Recurrent inception convolution neural network for multi short-term load forecasting

Abstract

Smart grid and microgrid technology based on energy storage systems (ESS) and renewable energy are attracting significant attention in addressing the challenges associated with climate change and energy crises. In particular, building an accurate short-term load forecasting (STLF) model for energy management systems (EMS) is a key factor in the successful formulation of an appropriate energy management strategy. Recent recurrent neural network (RNN)-based models have demonstrated favorable performance in electric load forecasting.

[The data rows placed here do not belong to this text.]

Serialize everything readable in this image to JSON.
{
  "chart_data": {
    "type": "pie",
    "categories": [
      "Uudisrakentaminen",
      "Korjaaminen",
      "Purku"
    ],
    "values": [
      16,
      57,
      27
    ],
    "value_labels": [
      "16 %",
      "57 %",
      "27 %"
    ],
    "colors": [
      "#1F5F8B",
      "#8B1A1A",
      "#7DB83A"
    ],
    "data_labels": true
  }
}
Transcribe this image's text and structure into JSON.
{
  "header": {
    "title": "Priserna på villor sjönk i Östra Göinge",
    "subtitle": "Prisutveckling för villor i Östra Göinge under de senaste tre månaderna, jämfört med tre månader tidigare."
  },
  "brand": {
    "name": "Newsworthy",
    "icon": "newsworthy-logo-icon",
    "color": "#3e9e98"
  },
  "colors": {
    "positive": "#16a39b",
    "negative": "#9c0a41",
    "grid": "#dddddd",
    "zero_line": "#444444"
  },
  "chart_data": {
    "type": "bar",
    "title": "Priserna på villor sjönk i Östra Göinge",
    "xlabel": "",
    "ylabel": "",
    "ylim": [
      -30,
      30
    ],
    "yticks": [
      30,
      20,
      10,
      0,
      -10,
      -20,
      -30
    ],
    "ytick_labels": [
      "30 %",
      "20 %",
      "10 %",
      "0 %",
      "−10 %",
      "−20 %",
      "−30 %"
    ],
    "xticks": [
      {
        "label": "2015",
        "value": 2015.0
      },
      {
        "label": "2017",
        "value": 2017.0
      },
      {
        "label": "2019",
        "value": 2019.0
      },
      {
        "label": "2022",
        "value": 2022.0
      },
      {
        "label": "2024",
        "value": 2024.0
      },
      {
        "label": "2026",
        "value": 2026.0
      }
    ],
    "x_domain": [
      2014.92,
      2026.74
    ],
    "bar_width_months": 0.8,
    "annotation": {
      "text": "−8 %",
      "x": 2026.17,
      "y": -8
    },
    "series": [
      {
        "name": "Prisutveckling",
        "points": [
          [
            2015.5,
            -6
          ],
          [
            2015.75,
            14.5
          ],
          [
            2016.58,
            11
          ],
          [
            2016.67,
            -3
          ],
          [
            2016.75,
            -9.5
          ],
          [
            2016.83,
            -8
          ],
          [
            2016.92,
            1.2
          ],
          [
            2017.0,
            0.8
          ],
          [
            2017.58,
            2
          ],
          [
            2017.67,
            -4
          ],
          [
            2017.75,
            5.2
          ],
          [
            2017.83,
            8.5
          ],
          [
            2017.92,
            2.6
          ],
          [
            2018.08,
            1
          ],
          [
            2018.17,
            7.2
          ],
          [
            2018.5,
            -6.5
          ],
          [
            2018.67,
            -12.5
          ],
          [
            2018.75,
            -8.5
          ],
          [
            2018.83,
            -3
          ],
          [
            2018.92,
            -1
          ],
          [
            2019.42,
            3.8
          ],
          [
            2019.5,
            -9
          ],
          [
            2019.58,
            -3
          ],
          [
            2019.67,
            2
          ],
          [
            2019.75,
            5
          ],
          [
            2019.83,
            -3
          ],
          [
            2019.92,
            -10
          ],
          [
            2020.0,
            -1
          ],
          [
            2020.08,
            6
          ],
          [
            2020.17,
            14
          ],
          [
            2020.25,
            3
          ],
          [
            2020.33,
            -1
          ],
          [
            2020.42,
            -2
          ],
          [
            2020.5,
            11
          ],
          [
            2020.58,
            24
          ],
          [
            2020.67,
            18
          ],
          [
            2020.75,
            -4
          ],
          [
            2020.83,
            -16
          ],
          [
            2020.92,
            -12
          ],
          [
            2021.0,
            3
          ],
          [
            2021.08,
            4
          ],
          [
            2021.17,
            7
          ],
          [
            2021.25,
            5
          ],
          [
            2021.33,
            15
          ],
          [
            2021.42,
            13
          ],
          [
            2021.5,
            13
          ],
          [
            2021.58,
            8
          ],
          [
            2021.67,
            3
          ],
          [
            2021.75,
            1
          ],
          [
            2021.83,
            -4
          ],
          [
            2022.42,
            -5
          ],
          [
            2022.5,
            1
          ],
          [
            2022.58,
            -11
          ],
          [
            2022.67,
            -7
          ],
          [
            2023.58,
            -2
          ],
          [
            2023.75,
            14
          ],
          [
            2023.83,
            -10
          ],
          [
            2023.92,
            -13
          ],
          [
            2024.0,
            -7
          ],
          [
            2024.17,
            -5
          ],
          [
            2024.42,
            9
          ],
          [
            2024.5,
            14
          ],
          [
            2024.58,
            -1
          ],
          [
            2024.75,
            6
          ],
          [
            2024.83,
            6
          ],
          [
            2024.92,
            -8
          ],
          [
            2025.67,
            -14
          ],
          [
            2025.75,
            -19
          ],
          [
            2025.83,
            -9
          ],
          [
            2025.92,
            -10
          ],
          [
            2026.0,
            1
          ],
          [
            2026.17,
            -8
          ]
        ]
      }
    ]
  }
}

However, when forecasting electric load at a specific time, existing RNN-based forecasting models neither use a predicted future hidden state vector nor the fully available past information. Therefore, once a hidden state vector has been incorrectly generated at a specific prediction time, it cannot be corrected for enhanced forecasting of the following prediction times. To address these problems, we propose a recurrent inception convolution neural network (RICNN) that combines RNN and 1-dimensional CNN (1-D CNN). We use the 1-D convolution inception module to calibrate the prediction time and the hidden state vector values calculated from nearby time steps. By doing so, the inception module generates an optimized network via the prediction time generated in the RNN and the nearby hidden state vectors. The proposed RICNN model has been verified in terms of the power usage data of three large distribution complexes in South Korea. Experimental results demonstrate that the RICNN model outperforms the benchmarked multi-layer perception, RNN, and 1-D CNN in daily electric load forecasting (48-time steps with an interval of 30 min).